From a practical perspective, the strengthening of the European cooperation mechanism is particularly relevant in these sectors, which are characterised by transnational supply chains and industrial programmes at European level. This will foreseeably imply greater coordination between authorities of different Member States and an increase in the Commission’s intervention in operations that, although having a national component, may have effects throughout the Union.

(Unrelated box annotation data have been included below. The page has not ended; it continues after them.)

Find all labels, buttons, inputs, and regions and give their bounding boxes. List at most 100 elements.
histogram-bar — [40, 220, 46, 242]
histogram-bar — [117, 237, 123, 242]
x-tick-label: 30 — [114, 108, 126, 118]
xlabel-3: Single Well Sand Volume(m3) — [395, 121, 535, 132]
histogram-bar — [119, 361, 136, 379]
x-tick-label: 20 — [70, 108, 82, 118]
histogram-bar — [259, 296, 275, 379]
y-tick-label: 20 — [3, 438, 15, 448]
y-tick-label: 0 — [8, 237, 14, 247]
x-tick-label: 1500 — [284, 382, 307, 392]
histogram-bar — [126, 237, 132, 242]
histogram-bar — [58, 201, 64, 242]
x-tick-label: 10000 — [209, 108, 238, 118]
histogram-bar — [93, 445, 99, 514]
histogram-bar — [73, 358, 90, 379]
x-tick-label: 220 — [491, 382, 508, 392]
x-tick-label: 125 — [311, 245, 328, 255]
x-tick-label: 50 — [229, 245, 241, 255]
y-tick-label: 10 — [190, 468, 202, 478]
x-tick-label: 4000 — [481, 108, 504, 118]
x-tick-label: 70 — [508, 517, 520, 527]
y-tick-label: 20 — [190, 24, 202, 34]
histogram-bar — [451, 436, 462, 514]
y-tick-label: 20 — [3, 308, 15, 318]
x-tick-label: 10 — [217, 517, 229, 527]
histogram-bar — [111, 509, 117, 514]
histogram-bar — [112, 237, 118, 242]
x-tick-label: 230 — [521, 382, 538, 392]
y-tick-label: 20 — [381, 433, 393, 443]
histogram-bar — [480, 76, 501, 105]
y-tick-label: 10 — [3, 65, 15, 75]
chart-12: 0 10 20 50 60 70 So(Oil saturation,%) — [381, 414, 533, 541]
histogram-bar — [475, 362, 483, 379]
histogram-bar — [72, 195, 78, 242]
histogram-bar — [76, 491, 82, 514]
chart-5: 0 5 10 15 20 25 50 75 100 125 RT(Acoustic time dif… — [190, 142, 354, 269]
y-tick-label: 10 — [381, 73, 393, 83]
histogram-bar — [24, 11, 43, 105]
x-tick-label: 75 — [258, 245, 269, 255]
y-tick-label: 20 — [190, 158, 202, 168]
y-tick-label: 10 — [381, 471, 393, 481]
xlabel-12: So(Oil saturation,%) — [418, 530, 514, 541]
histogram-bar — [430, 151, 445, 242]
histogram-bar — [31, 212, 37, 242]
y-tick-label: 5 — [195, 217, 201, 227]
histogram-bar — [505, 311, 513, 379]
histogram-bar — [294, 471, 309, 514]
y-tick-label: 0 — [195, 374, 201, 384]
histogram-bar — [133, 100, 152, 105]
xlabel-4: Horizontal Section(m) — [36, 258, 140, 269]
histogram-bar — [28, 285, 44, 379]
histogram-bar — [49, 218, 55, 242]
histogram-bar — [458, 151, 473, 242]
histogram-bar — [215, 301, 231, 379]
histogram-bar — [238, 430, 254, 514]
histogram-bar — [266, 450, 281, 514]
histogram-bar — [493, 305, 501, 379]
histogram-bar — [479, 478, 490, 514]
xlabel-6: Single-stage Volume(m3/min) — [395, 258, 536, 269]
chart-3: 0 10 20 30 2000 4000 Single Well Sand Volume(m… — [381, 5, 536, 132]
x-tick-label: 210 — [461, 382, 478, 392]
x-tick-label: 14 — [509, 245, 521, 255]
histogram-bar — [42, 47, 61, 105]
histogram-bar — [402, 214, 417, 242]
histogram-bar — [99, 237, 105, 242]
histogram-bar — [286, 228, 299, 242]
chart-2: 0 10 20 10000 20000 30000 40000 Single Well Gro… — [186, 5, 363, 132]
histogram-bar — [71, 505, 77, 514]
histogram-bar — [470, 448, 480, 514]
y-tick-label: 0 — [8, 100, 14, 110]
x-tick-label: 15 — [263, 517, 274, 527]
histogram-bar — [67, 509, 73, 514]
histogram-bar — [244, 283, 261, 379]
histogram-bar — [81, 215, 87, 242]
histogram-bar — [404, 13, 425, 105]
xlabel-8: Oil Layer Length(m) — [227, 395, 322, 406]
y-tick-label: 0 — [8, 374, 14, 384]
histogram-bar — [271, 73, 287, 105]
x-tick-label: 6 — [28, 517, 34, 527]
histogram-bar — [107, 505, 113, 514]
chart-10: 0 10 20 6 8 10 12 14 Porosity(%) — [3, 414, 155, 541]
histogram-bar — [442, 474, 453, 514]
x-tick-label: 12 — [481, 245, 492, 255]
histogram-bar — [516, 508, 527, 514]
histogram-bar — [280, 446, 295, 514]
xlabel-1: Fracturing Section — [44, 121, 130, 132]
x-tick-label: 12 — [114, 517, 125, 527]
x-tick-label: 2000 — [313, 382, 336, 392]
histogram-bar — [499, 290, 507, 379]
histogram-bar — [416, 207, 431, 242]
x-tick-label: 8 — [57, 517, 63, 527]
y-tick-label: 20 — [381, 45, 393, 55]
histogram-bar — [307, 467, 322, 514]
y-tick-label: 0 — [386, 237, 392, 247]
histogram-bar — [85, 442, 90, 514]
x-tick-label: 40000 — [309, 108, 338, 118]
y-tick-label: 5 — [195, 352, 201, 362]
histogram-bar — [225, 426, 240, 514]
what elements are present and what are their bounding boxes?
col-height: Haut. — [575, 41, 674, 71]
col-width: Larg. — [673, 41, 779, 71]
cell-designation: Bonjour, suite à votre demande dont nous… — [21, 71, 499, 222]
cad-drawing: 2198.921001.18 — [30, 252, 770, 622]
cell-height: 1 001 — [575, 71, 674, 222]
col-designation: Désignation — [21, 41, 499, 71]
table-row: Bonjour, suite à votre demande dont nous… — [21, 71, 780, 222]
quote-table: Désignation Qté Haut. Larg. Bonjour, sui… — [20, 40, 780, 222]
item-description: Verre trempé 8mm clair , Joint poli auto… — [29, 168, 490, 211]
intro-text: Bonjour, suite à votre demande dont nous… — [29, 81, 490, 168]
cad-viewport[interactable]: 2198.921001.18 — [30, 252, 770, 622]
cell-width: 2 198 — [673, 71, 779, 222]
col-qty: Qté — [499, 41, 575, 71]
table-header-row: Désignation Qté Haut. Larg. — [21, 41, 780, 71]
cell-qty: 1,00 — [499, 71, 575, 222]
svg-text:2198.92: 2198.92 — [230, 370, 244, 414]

In the case of Spain, where the aerospace and defence sector has a significant weight and a high degree of internationalisation, the impact of the Regulation is expected to result in an increase in regulatory complexity in transactions with investors from third countries, especially in transactions structured through several jurisdictions or involving sensitive technologies.
- Entry into force
The Regulation will apply from 17 January 2028, with a transitional period to facilitate the adaptation of Member States and their administrative structures.
- Final considerations
Regulation (EU) 2026/1386 represents a significant evolution of the European framework for the control of foreign investments, by introducing a mandatory minimum level of harmonisation that, without eliminating national competences, significantly reduces the fragmentation that has existed to date.
From the investor’s perspective, the new regime implies an increase in regulatory complexity and the need for advance planning, especially in operations with a cross-border dimension or affecting strategic sectors. In Spain, where the control system is already consolidated, the impact will be fundamentally of integration into the European scheme, with special emphasis on coordination with other jurisdictions and on the management of more structured regulatory processes at the Union level.